The Process of Making the Film

First, Neang Kavich said, he had to find a producer to finance the film and the crew to make it happen. He discussed the project with Davy Chou of the production company Anti-Archive and French producer Marine Arrighi de Casanova. Then, he started working on the script.  

The film was not to be a commercial movie for a wide audience, and so the team sought investors who would be interested in such a project in France, Germany, Japan, South Korea, Switzerland, Thailand and the United States.

Next, the crew was recruited. Most of them were Kavich’s friends with whom he had previously worked, plus about 20 interns from Pour un Sourire d’Enfant—or for a child’s smile, an NGO that helps poor children through end-to-end care and educational programs.

“I tried to explain to [investors] that there might be little percentage…of money from [the film] and it would need three to five years before we could earn money,” Kavich said. “It was lucky that I only spent about five years to produce the film. Some haven’t even found enough budget for their films.”


Location was a challenge, he said, as the white building had been demolished while he was raising money for the project. Kavich came close to giving up, not only because the building was now gone, but also because finding sufficient funding was proving difficult. However, encouraged by his two producers, he kept going and went about finding an old building that could be used for the film.

“One time, we shot film at the house of some people, but then they said they did not want us to continue because they were afraid,” Kavich said—there had been demonstrations to ask the authorities to preserve the building prior to its demolition. “It was hard to find a building that could resemble the White Building.”

Casting was also a challenge as Kavich’s friends were dancers and had little acting experience. So, it took time and effort to work with the cast to help them immerse themselves into the characters of the story.

As the film industry in Cambodia remains small, finding actors who could express feelings in front of a camera was tough work, he said.

“Some professional actors…are dramatic and unnatural,” Kavich said. “It’s hard to work with them because we don’t want them only to read the script, [we want them to] also to put themselves in the situation with feelings. Some of them only read the script.”


Film director Neang Kavich. His feature film “White Building,” which has obtained several international awards, will be shown in Cambodia in April 2022. Photo: Ravy Chou

Future Films

Neang Kavich has started to think about his next film, but it’s still at an early stage, he said, adding that he will focus on it once there is less work to do regarding the “White Building.”

“The new film will be about the young generation and the old generation in Cambodia,” he explained. “The mindset and experiences of these generations are different as they have encountered different life experiences.”

Regarding young Cambodians interested in working in film production, Kavich said that those interested in the field must be consistent, patient and perseverant as there might be hardships and challenges through their journey.

“As a human being, we have to strive to learn and excel in what we are truly passionate about,” Kavich said. “Moreover, we have to be clear about what we love. Sooner or later, we will be good at what we do.”
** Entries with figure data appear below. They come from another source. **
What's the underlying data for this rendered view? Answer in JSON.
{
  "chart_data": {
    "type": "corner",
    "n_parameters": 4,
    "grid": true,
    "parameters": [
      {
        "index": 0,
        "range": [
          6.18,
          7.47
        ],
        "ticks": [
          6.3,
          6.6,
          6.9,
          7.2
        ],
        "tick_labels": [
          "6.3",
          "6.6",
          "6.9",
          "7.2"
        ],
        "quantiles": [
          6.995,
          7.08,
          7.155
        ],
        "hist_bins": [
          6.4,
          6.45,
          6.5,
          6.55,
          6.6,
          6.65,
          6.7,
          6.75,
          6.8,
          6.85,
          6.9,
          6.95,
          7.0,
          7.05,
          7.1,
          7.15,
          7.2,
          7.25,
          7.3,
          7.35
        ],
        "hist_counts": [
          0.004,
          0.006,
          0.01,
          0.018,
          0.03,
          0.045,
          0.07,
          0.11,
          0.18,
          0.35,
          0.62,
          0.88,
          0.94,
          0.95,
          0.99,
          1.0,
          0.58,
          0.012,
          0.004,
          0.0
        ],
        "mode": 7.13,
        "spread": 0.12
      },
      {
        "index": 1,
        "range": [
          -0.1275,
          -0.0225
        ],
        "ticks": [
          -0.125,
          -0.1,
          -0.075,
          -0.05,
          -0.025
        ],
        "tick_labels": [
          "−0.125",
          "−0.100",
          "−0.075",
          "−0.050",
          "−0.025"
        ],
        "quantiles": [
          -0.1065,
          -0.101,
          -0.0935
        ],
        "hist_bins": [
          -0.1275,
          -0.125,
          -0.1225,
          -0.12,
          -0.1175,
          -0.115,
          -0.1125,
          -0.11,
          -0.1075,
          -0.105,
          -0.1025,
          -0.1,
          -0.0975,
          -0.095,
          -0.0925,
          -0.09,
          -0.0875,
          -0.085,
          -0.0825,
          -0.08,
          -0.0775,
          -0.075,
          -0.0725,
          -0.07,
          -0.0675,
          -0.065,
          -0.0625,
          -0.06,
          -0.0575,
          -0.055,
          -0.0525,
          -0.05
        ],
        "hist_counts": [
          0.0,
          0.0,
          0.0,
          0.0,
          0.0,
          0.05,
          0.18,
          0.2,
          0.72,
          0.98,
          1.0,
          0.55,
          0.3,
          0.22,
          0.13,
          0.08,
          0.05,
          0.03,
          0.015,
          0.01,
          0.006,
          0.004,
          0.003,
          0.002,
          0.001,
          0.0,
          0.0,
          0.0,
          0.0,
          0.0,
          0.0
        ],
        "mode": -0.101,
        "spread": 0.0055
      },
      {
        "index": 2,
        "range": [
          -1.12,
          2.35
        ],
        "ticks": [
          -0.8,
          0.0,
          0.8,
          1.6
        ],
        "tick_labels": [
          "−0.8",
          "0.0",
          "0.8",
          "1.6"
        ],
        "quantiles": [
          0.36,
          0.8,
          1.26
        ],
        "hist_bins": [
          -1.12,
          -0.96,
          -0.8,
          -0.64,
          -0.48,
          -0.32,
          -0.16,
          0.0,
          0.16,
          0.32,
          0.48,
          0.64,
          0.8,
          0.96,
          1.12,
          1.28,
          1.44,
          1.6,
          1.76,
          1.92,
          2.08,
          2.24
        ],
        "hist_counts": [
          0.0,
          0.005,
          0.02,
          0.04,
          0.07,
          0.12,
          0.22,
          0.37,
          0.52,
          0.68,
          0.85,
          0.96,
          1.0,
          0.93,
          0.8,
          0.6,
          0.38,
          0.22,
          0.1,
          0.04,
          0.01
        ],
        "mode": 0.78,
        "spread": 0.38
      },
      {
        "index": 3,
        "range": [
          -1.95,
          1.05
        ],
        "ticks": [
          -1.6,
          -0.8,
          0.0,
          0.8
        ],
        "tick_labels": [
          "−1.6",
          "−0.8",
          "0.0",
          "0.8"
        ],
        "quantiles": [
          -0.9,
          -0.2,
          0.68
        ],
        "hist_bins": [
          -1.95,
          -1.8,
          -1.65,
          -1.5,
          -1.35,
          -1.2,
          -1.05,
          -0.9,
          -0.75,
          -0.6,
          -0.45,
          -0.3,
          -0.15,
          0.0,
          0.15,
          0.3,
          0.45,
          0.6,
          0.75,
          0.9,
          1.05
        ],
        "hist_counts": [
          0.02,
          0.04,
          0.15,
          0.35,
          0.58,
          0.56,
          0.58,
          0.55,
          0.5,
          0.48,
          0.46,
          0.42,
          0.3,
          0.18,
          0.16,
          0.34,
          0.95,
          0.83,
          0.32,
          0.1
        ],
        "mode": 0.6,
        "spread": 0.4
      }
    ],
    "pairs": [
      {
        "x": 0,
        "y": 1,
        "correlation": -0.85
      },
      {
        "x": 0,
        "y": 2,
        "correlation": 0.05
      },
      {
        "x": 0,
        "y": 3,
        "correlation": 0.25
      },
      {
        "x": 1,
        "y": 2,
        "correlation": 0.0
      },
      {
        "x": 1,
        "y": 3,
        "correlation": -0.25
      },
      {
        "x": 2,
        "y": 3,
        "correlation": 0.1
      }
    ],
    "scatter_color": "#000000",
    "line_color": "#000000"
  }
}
Art is crucial for a society as it serves as a mirror reflecting the social reality, he said. The more he engages himself into the arts and film industry, the clearer a vision he gets regarding the true value of the arts in society.

Kavich called on the Ministry of Culture and Fine Arts as well as the relevant ministries to help promote and provide funds to the art sector in Cambodia. “When I was young and in school, I didn’t understand the meaning of it. But now that I have worked [in the sector], I know the meaning of it, clearly.

“If we don’t have artists, development in a society is also lessened,” Kavich said. “With art, people in that society will be open-minded and open to creativity, differences and inclusivity through which peace will be promoted.”